The ribs on one visit had a wet look to them. It wasn’t really a glaze—more like a bark that never formed. The meat was tender enough, and well-seasoned on these large spare ribs, but there’s another rib option to consider. Rhoden wraps individually cut St. Louis pork ribs with thick-cut bacon, then smokes them for a few hours until the bacon is crisp. It’s pork-on-pork action that provides a unique, smoky bite. Another specialty, which I didn’t get to try, is the barbecue sushi. There’s no raw fish involved, but there is some seafood. Chopped shrimp is surrounded by ground sausage and cheese, then wrapped in bacon. A whole log of the stuff is smoked, then sliced for service. Rhoden said it brought swarms of barbecue fans to his table at the recent Houston BBQ Fest, but he was out of it when I visited.

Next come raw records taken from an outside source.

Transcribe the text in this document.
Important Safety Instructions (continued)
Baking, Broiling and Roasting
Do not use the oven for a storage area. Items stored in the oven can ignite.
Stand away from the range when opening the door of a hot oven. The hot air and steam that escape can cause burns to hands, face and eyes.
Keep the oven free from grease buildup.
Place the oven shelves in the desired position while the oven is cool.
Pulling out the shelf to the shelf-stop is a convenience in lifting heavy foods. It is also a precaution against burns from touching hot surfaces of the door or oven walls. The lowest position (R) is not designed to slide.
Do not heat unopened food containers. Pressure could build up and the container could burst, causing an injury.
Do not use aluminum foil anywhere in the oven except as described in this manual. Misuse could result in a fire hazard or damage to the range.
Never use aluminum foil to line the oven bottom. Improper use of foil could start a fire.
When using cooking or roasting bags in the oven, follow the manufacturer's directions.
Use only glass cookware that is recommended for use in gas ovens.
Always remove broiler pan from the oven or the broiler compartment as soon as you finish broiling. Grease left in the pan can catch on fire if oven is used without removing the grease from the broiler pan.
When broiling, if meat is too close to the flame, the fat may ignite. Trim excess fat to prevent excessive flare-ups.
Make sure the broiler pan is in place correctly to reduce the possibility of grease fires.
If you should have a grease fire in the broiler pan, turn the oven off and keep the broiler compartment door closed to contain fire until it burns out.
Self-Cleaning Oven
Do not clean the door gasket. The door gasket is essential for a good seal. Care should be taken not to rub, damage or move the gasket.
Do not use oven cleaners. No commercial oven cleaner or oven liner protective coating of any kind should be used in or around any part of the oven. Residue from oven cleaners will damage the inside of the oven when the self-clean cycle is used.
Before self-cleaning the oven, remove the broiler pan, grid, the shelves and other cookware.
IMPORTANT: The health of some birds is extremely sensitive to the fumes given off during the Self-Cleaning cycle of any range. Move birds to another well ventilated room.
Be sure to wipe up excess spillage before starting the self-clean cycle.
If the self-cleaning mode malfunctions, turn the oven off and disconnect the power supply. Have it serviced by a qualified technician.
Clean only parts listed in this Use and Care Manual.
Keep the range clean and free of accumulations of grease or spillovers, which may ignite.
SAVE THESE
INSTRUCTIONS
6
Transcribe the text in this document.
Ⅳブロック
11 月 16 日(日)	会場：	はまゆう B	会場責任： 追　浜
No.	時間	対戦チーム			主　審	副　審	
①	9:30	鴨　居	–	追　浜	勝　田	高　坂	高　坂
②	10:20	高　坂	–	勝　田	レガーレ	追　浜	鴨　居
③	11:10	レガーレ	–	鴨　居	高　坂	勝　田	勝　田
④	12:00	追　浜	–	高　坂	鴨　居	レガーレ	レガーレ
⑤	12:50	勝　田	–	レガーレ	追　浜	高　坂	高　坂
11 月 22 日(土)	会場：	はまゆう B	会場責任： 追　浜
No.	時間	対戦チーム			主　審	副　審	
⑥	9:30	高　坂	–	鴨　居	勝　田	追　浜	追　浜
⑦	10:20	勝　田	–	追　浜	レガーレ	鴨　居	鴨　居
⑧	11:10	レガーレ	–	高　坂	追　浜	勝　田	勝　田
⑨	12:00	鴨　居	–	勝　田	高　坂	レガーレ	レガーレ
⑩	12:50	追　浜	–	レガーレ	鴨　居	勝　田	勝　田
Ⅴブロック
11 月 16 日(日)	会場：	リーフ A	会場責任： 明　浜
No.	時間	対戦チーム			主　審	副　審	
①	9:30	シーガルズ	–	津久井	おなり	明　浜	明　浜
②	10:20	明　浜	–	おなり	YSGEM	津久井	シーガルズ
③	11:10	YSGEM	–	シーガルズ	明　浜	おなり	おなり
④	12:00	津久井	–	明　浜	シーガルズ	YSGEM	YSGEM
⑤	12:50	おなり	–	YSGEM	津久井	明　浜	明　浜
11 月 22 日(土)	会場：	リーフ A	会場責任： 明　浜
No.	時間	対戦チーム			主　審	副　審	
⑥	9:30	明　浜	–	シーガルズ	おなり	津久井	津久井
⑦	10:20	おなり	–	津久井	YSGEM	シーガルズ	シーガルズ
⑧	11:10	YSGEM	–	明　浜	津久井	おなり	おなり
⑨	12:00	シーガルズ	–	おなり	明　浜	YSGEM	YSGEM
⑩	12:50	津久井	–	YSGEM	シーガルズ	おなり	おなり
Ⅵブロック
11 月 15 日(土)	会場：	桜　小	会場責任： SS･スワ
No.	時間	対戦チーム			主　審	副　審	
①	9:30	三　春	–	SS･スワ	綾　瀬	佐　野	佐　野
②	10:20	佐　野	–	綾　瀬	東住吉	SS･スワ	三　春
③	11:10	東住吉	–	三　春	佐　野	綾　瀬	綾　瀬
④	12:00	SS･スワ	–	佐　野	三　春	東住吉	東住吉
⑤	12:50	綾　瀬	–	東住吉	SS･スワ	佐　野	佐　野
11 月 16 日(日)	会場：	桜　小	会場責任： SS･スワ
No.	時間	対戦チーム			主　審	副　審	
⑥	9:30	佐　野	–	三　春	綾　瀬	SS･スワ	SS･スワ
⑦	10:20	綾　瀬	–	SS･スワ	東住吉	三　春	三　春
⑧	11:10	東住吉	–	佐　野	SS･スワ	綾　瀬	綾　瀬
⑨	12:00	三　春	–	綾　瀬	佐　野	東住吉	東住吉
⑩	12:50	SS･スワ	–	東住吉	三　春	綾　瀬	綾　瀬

The restaurant sees plenty of business too. I arrived at opening time on both visits, and there was already a line. On an average day, Rhoden said he feeds between 250 and 300 customers before 2 p.m., but it wasn’t that way from day one. Part of his motivation for opening was selfish. He was tired of traveling thirty minutes to Corkscrew BBQ in Spring to get his smoked-meat fix, but many locals were just looking for cheap barbecue from him. So part of his task, as he puts it, was “educating these people around here that it’s OK to wait in line, and it’s OK to pay $20 for a pound of brisket.” They seem to have gotten the message.
A few customers in the dining area were just as concerned that I’d ordered the right sides along with the meat. There’s the dirty mac & cheese topped with chopped brisket that Rhoden’s daughter, Savannah, who also works the register, insisted go on the menu. Mamie’s corn casserole, the recipe for which came from a friend’s mom, is a rich corn pudding. On the lighter side, green beans are mixed with bacon and onions, then smoked alongside the meat.
Sweet potato casserole is listed as a side, but the brown sugar topping makes it more like a dessert. Or you could opt for bread pudding or pecan cobbler, or my favorite—a scoop of each in one bowl. If you need something sweet for the road, there are barbecue cookies. Rhoden tweaked a recipe he found on the Stubb’s barbecue sauce website, using his own sauce in the dough. They taste like a good brown-sugar cookie. Cool off with some homemade sweet tea, or get spicy with a glass of jalapeño lemonade. Raw slices swim around in the jug, and their heat isn’t hard to detect in the concoction.
Rhoden said he’s got the seating capacity to serve more people than he does daily, but he wants to grow slowly. “I cook to my mental capacity,” he told me, explaining that he needs to keep all those menu items straight on the smokers. “Every week, we’re able to do a little bit more,” he said. And every week it seems like more folks are finding their way out to New Caney, at the far east end of Grand Parkway, where yet another new barbecue joint has opened serving impressive barbecue in the greater Houston area.